Gulliver | Planes with parachutes

Canopy capers

Here's a video of a plane with a parachute—and why you don't see that more often

By N.B. | Washington, DC

IT IS a classic question: why don't airliners carry parachutes? And why, if you can make parachutes for people, can't you make them for entire planes? Actually, it turns out that you can. The PBS News Hour reports that on Sunday, a pilot was rescued after ditching his Cirrus SR22 in the Pacific Ocean a couple hundred miles away from Maui, a Hawaiian island. This particular Cirrus SR22 came equipped with a parachute—for the whole plane. The episode was captured on video (see above).

As the News Hour noted, incidents like this often prompt questions about why big airliners don't have parachutes, to which the obvious answer is that they are too big. The maximum takeoff weight for a Cirrus SR22 is 1.5 tonnes. A Boeing 747-8 can take off weighing 456 tonnes. A parachute (or parachute system) for something of that size isn't the most practical safety measure. The two planes aren't even close to the same sort of machine. A 747 is amazingly complex, with multiple backup systems. If needed, it can stay aloft on just one of its four engines.

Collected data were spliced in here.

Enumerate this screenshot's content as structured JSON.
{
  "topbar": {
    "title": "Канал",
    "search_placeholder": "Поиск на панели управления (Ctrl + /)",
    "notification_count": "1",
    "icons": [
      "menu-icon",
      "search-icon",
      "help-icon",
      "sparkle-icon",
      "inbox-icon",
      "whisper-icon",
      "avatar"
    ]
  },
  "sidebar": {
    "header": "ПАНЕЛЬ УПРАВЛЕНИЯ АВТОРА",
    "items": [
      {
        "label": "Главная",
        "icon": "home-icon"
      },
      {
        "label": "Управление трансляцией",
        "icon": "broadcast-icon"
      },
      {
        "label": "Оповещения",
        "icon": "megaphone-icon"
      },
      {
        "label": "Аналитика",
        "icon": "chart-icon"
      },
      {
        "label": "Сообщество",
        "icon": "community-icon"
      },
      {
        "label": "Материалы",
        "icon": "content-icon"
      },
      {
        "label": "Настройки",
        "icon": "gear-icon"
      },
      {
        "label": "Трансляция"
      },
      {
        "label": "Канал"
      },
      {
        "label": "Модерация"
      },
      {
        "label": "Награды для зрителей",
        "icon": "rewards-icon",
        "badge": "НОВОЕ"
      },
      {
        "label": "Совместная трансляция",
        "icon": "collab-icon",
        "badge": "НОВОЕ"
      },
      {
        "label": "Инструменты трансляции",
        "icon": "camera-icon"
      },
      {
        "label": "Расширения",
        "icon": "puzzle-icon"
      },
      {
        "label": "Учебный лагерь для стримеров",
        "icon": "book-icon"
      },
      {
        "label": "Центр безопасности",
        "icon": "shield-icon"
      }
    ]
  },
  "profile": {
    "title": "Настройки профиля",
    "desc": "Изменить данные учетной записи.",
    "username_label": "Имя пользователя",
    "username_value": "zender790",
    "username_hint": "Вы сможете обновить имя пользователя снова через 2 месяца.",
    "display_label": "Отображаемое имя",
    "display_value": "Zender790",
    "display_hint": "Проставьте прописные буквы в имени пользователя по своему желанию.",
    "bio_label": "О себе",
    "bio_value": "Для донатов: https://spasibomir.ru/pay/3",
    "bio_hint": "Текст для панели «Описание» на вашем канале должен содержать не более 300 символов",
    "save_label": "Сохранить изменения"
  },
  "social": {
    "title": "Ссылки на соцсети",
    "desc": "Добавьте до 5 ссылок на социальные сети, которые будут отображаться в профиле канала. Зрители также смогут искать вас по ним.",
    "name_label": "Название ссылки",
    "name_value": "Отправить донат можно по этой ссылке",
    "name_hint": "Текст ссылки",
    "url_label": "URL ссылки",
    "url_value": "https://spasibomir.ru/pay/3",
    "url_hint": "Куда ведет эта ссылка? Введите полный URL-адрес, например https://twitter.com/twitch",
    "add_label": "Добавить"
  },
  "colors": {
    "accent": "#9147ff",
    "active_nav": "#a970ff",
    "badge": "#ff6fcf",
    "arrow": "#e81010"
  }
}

It's that sort of redundancy—combined with a remarkable record of commercial airliner safety in the years since the September 11th attacks—that makes airlines confident that they don't need to provide parachutes for the passengers. Parachutes for all of a commercial airliner's passengers would weigh an enormous amount, requiring airlines to carry fewer people and increasing ticket prices. Training passengers to use parachutes would be even more of an ordeal. Relying on the skill and training of the crew and the design of the aeroplane itself to keep passengers safe is a far wiser course of action.

The News Hour blog interviewed Miles O'Brien, one of their correspondents, about his own experience flying an SR22. It's well worth your time.